Parameters: { "use_label_encoder" } are not used.

Parameters: { "use_label_encoder" } are not used.



In [21]:
for ds_name, df_ in [('dup_df', dup_df), ('arb_df', arb_df)]:
    X_full, y_full = prep(df_)
    clf = MODELS['XGBoost'][0]
    pipe = Pipeline([('smote', SMOTE(random_state=42)), ('clf', clf)])
    pipe.fit(X_full, y_full)

    explainer = shap.TreeExplainer(pipe.named_steps['clf'])
    shap_values = explainer.shap_values(X_full)
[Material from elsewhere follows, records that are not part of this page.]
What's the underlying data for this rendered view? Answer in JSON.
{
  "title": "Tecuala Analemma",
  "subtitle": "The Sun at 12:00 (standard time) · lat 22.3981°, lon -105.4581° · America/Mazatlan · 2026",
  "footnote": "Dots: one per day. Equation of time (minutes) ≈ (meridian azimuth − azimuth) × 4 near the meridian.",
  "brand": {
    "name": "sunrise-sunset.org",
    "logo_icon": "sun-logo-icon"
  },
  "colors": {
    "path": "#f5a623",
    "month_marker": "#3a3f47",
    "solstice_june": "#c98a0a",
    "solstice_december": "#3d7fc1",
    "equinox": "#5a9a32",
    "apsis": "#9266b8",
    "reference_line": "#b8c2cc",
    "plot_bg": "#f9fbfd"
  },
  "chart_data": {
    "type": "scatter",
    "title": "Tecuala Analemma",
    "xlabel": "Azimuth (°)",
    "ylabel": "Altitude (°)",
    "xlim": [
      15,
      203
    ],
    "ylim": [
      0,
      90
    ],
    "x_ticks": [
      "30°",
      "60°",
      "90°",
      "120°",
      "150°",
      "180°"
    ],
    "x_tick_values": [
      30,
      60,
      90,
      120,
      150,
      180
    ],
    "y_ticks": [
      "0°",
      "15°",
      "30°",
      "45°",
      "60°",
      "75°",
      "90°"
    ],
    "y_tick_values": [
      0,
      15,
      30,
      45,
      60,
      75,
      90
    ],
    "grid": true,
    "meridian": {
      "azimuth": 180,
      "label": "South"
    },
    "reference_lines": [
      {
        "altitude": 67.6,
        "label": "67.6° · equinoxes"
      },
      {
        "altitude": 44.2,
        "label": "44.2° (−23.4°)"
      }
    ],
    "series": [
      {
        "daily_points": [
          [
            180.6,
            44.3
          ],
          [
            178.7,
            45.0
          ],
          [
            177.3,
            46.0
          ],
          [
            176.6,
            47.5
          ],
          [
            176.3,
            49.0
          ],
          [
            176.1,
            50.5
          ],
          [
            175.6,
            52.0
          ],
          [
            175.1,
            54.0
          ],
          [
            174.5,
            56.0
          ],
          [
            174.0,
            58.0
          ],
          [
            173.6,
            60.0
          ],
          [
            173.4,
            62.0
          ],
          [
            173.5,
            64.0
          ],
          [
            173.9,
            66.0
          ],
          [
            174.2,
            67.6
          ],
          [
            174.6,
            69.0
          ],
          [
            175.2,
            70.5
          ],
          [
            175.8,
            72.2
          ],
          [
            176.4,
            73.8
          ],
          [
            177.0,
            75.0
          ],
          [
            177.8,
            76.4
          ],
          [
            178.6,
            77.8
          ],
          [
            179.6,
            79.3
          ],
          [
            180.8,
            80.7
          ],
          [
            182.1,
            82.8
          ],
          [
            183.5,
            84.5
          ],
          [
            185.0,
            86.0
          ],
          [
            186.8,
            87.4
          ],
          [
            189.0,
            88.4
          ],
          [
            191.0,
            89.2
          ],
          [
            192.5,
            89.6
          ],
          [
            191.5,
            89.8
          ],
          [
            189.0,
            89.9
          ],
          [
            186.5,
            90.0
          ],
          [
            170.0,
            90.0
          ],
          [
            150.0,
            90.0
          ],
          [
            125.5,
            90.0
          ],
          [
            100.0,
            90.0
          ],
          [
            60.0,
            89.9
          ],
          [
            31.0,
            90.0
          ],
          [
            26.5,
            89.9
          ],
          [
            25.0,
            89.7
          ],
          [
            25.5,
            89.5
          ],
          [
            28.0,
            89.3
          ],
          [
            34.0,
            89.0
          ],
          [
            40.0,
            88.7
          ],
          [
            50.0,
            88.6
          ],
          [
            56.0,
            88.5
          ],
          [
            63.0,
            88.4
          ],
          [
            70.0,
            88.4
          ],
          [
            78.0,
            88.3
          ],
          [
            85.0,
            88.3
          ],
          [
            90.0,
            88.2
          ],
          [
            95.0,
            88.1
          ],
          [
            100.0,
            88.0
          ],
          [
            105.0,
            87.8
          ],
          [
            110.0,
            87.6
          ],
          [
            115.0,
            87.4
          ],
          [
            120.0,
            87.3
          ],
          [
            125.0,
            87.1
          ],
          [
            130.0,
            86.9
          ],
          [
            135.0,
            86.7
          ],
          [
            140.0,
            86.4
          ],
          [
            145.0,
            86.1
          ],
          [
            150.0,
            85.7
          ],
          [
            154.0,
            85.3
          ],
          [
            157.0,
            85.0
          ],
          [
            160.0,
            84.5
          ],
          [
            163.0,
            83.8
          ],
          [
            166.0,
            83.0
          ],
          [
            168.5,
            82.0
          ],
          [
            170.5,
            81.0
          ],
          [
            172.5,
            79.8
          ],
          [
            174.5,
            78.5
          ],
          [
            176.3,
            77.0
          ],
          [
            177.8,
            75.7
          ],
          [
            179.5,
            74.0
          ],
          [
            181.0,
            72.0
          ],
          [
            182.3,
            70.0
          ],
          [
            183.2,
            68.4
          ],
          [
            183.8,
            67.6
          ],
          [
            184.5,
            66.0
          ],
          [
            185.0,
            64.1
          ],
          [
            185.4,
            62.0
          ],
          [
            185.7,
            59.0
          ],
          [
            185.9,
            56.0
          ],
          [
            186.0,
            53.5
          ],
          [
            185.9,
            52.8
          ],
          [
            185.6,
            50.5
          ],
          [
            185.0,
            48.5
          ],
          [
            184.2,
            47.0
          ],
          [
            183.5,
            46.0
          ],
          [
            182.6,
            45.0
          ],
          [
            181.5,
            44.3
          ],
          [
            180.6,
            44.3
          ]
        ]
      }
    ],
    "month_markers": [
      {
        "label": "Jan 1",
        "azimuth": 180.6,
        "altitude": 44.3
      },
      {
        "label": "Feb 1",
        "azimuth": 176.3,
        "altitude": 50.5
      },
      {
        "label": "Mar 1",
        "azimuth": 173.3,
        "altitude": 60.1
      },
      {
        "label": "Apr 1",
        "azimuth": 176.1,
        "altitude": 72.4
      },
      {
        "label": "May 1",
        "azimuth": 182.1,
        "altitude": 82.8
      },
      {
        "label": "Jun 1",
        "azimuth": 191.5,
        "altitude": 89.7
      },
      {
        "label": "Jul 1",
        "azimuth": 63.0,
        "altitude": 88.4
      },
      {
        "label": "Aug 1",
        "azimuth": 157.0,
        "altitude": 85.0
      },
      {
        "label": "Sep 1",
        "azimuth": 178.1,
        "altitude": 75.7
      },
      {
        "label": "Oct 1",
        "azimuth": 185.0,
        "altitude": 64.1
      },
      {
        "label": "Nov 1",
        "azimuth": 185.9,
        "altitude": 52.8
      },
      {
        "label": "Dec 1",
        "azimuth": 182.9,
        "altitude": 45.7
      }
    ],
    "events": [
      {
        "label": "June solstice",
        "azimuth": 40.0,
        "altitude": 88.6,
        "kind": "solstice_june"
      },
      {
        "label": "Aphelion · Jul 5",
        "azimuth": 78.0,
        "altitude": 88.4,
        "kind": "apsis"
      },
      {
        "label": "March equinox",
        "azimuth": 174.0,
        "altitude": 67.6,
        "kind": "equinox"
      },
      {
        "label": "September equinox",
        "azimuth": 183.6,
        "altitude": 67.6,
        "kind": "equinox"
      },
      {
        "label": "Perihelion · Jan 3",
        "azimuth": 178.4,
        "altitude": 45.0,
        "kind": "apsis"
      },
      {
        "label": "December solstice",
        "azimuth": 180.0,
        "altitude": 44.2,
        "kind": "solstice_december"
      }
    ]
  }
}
    shap_dir = os.path.join('results', 'shap', ds_name)
    os.makedirs(shap_dir, exist_ok=True)

    fig = plt.figure()
    shap.summary_plot(shap_values, X_full, feature_names=FEATURES, show=False)
    fig.savefig(os.path.join(shap_dir, 'xgboost_summary.png'), bbox_inches='tight')
    plt.close(fig)

Parameters: { "use_label_encoder" } are not used.

Parameters: { "use_label_encoder" } are not used.



To conclude, here are the **three key insights** from my analysis:

1. **University Prestige is the Strongest Predictor**  
   Prior attendance at an Oxbridge or Russell Group institution (captured by `Uni Class` and QS `2025 Rank`) consistently had the highest feature importance and SHAP values, underscoring the role of institutional pedigree in Cambridge admissions predictions.

2. **Technical Skills Provide Nuanced Signals**  
   Of the validated skills, **SQL**, **Microsoft Excel**, and **Physics** emerged as meaningful predictors—sometimes correlating negatively—highlighting that even strong technical proficiencies may not uniformly increase admission probability and may interact with other factors.

3. **Leadership Experience Reflects Career Stage Bias**  
   Surprisingly, greater months in leadership roles tended to negatively influence predicted admission likelihood. A plausible interpretation is that candidates further along in their careers (with longer leadership tenures) are less likely to pursue full-time postgraduate study, illuminating a career trajectory effect.